Потрогав Предмет, я улыбнулась. Да, всё было именно так, правильно: широкополая шляпа над невидимым лицом, перчатки на невидимых руках, ботинки на невидимых ногах. Чтобы лишний раз убедиться в том, что Предмет н а с т о я щ и й, я сняла с него перчатку и дотронулась до пальцев. Предмет неуверенно пожал мою руку, а потом достал из нагрудного кармана карточку «09-775-НЗ» и показал код.
– Сколько я должна заплатить и почему ты не продавался раньше? Я столько раз хотела тебя!
– Очень нестабильная рыночная ситуация, Моя Покупательница! Но разве стоит говорить об этом? Я хочу поскорее сделать то, что должен сделать. Плати вон тому типу скорее, и…
Не дослушав, я направилась к толстому дядьке с оттопыренными ушами, у которого покупала похожий предмет в прошлый раз.
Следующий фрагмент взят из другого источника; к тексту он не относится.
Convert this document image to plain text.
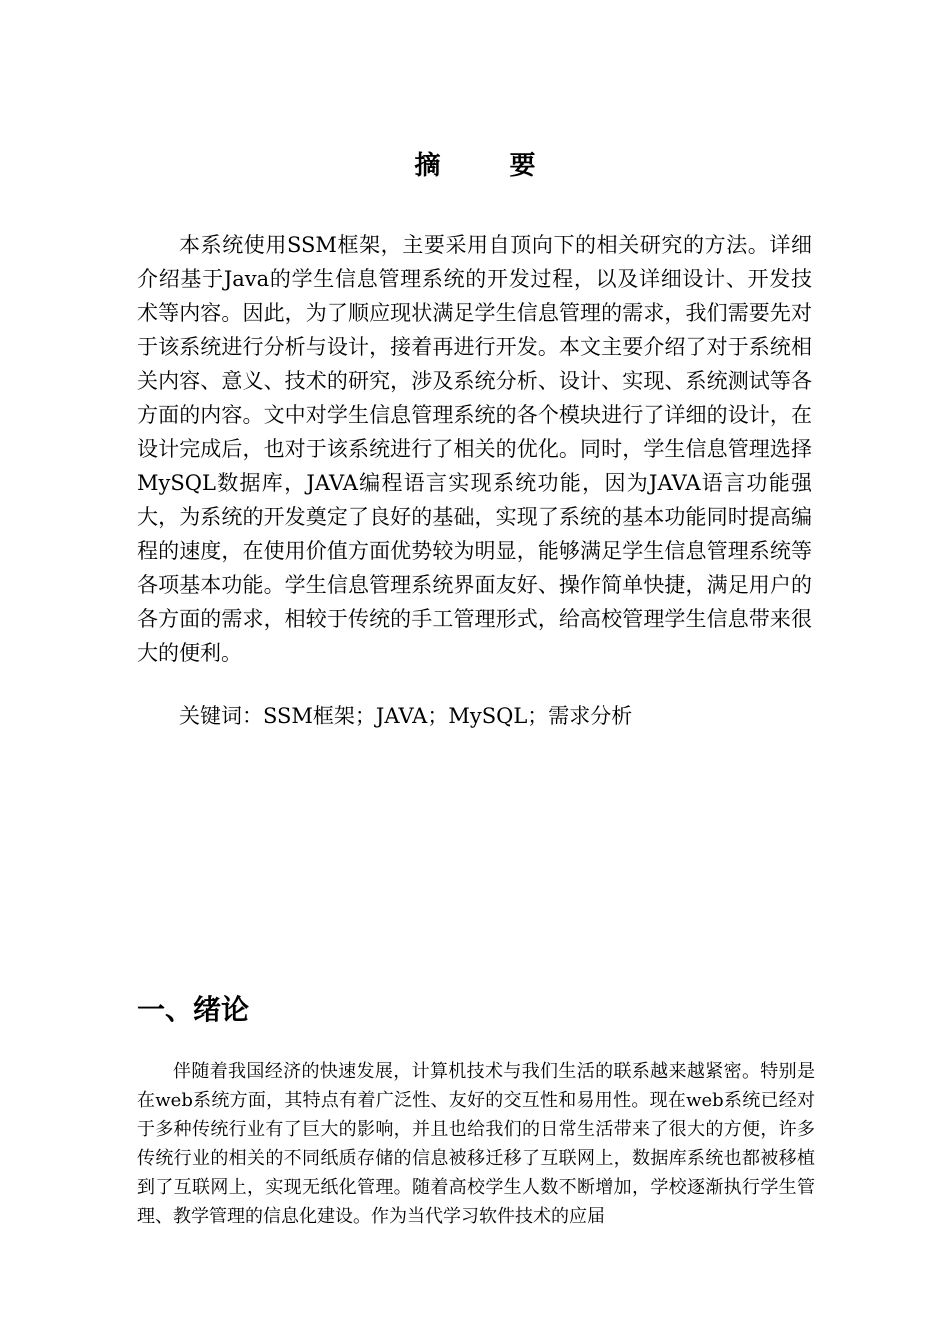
摘 要

本系统使用SSM框架，主要采用自顶向下的相关研究的方法。详细介绍基于Java的学生信息管理系统的开发过程，以及详细设计、开发技术等内容。因此，为了顺应现状满足学生信息管理的需求，我们需要先对于该系统进行分析与设计，接着再进行开发。本文主要介绍了对于系统相关内容、意义、技术的研究，涉及系统分析、设计、实现、系统测试等各方面的内容。文中对学生信息管理系统的各个模块进行了详细的设计，在设计完成后，也对于该系统进行了相关的优化。同时，学生信息管理选择MySQL数据库，JAVA编程语言实现系统功能，因为JAVA语言功能强大，为系统的开发奠定了良好的基础，实现了系统的基本功能同时提高编程的速度，在使用价值方面优势较为明显，能够满足学生信息管理系统等各项基本功能。学生信息管理系统界面友好、操作简单快捷，满足用户的各方面的需求，相较于传统的手工管理形式，给高校管理学生信息带来很大的便利。

关键词：SSM框架；JAVA；MySQL；需求分析
一、绪论

伴随着我国经济的快速发展，计算机技术与我们生活的联系越来越紧密。特别是在web系统方面，其特点有着广泛性、友好的交互性和易用性。现在web系统已经对于多种传统行业有了巨大的影响，并且也给我们的日常生活带来了很大的方便，许多传统行业的相关的不同纸质存储的信息被移迁移了互联网上，数据库系统也都被移植到了互联网上，实现无纸化管理。随着高校学生人数不断增加，学校逐渐执行学生管理、教学管理的信息化建设。作为当代学习软件技术的应届
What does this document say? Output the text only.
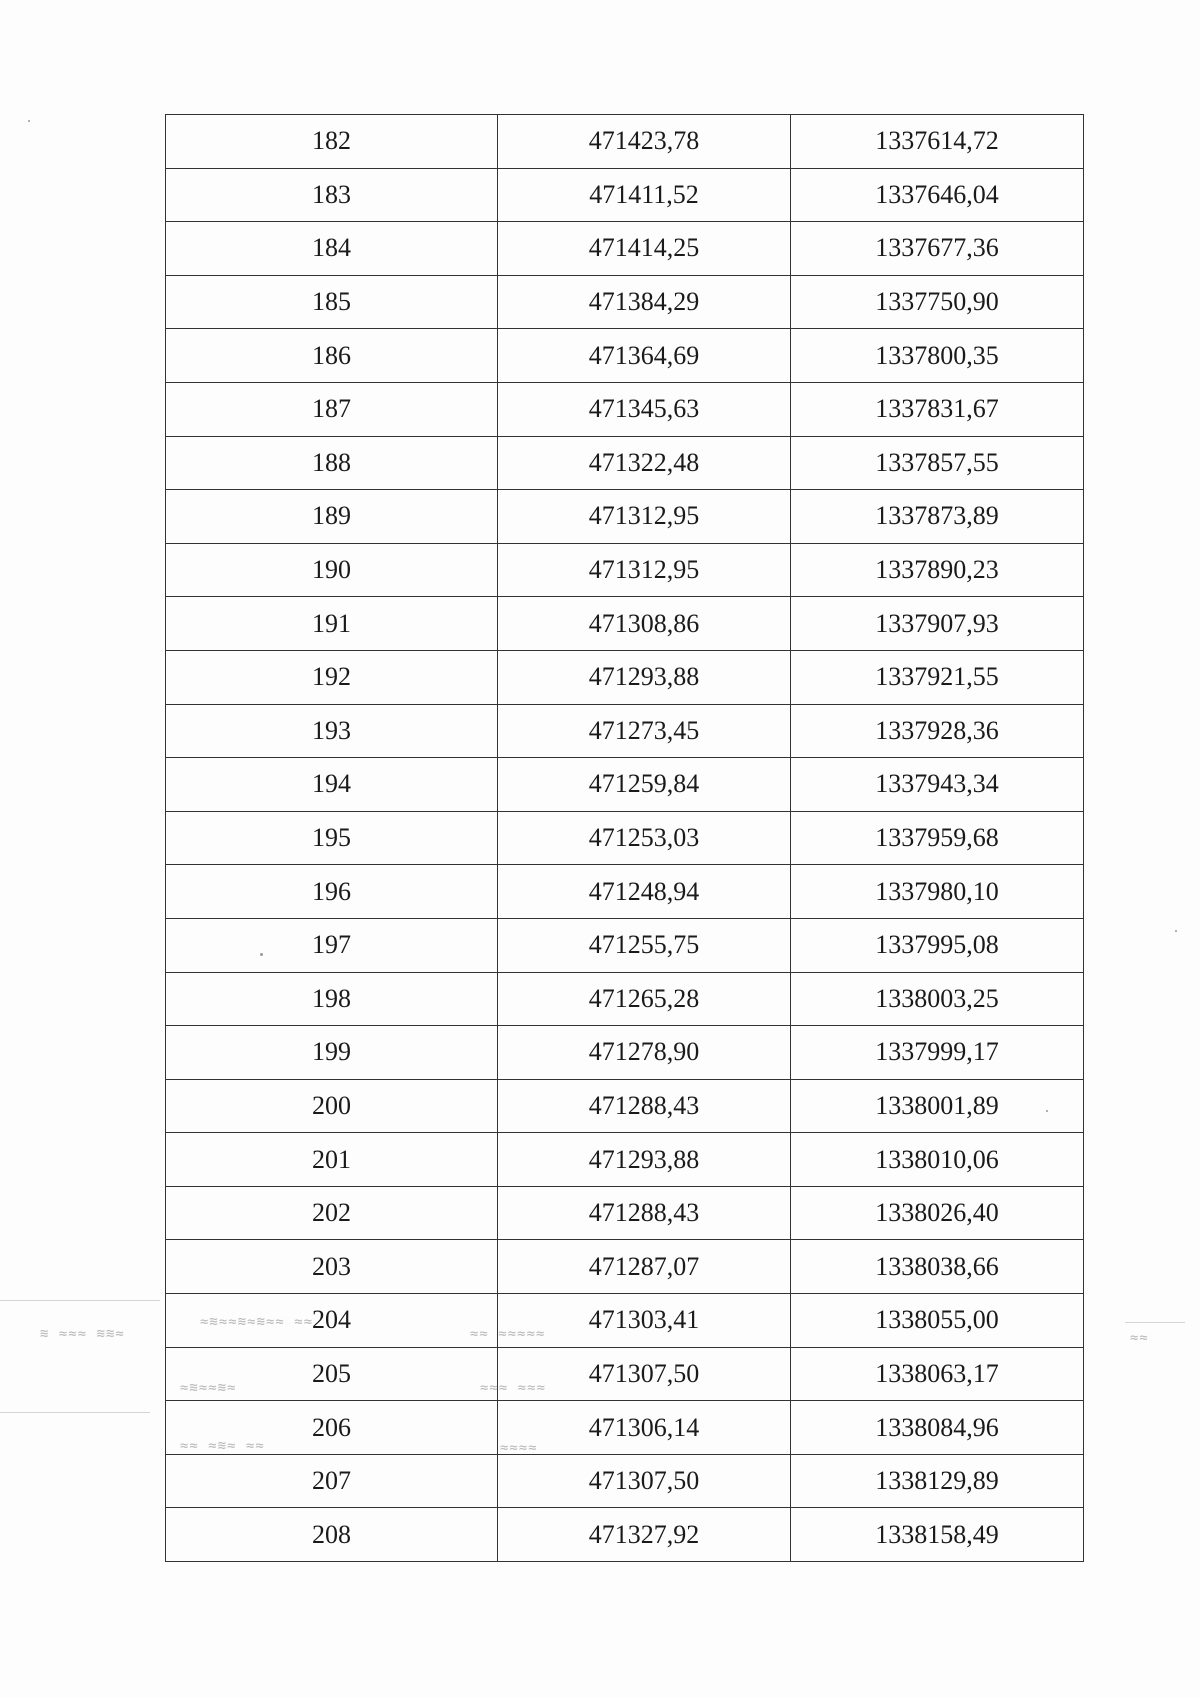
182	471423,78	1337614,72
183	471411,52	1337646,04
184	471414,25	1337677,36
185	471384,29	1337750,90
186	471364,69	1337800,35
187	471345,63	1337831,67
188	471322,48	1337857,55
189	471312,95	1337873,89
190	471312,95	1337890,23
191	471308,86	1337907,93
192	471293,88	1337921,55
193	471273,45	1337928,36
194	471259,84	1337943,34
195	471253,03	1337959,68
196	471248,94	1337980,10
197	471255,75	1337995,08
198	471265,28	1338003,25
199	471278,90	1337999,17
200	471288,43	1338001,89
201	471293,88	1338010,06
202	471288,43	1338026,40
203	471287,07	1338038,66
204	471303,41	1338055,00
205	471307,50	1338063,17
206	471306,14	1338084,96
207	471307,50	1338129,89
208	471327,92	1338158,49
≋ ≈≈≈ ≋≋≈
≈≋≈≈≋≈≋≈≈ ≈≈
≈≋≈≈≋≈
≈≈ ≈≋≈ ≈≈
≈≈ ≈≈≈≈≈
≈≈≈ ≈≈≈
≈≈≈≈
≈≈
– Отменный экземпляр! – сказал он, пересчитывая деньги.
– Сколько продержится? Надеюсь, не как тогда – две недели?
– Побойся чёртушку! В уме ли? Да на нём пахать можно!
– Не для пахоты́ беру… – сказала я и, подцепив Предмет за невидимый, но реально существующий локоть, пошла жить дальше – а что оставалось делать после того, как меня выродили?
Зайдя в мой дом, Предмет тут же направился в кухню и уселся на пол.
– Ты живёшь одна, Моя Покупательница? – грустно спросил он.
– Когда как, – вяло ответила я. – Во всяком случае, мне не бывает одиноко.
– Сколько предметов здесь перебывало? – он задавал слишком много вопросов, но тогда это почему-то не раздражало меня.
– Здесь бывали даже предметные пары! – рассмеялась я. – Но тебя это не должно касаться. Всё, что ты должен делать, это…
– Я знаю, – Мой Предмет опустил невидимую голову. – Я знаю, что это должно произойти, Моя Покупательница! Надеюсь, это случится в момент моего…
– Не бойся, – я дотронулась до его плеча. – Так будет лучше.
Он не спросил кому, но со странною, почти блаженной улыбкой, начавшей проявляться на лице, прошептал аmen.
…я долго гладила Предмет по голове. Он действительно был одушевлённым: у него имелось н у т р о, впрочем, как бы отдельно от него самого, если можно так выразиться. И он читал Батая и Брега Эллиса, а не только Мураками с Эко, хотя Мураками с Эко не виноваты в том, что их все знают. «А Батай с Эллисом виноваты в том, что их знают не все?» – спросил он стену, и потихоньку начал испускать дух: ведь чем нежнее гладила я Предмет, тем меньше духа у него оставалось.
Мы сидели так долго-долго – в кухне-пустыне, на полу. Мой Предмет продолжал испускать дух, я же наполнялась жизнью. Лишь одно тревожило – раньше процедура эта не вызывала столько эмоций. Сейчас же ряженые прыгали перед глазами и строили рожи. Показывали языки. Издевались. Я потёрла глаза: ряженые исчезли. Эмоции – топ-топ – ушли. Но не Предмет, по-прежнему испускавший дух. На моих руках. Мне в руки (правая подача!..) С моей же лёгкой руки. А что ему оставалось после того, как его выродили?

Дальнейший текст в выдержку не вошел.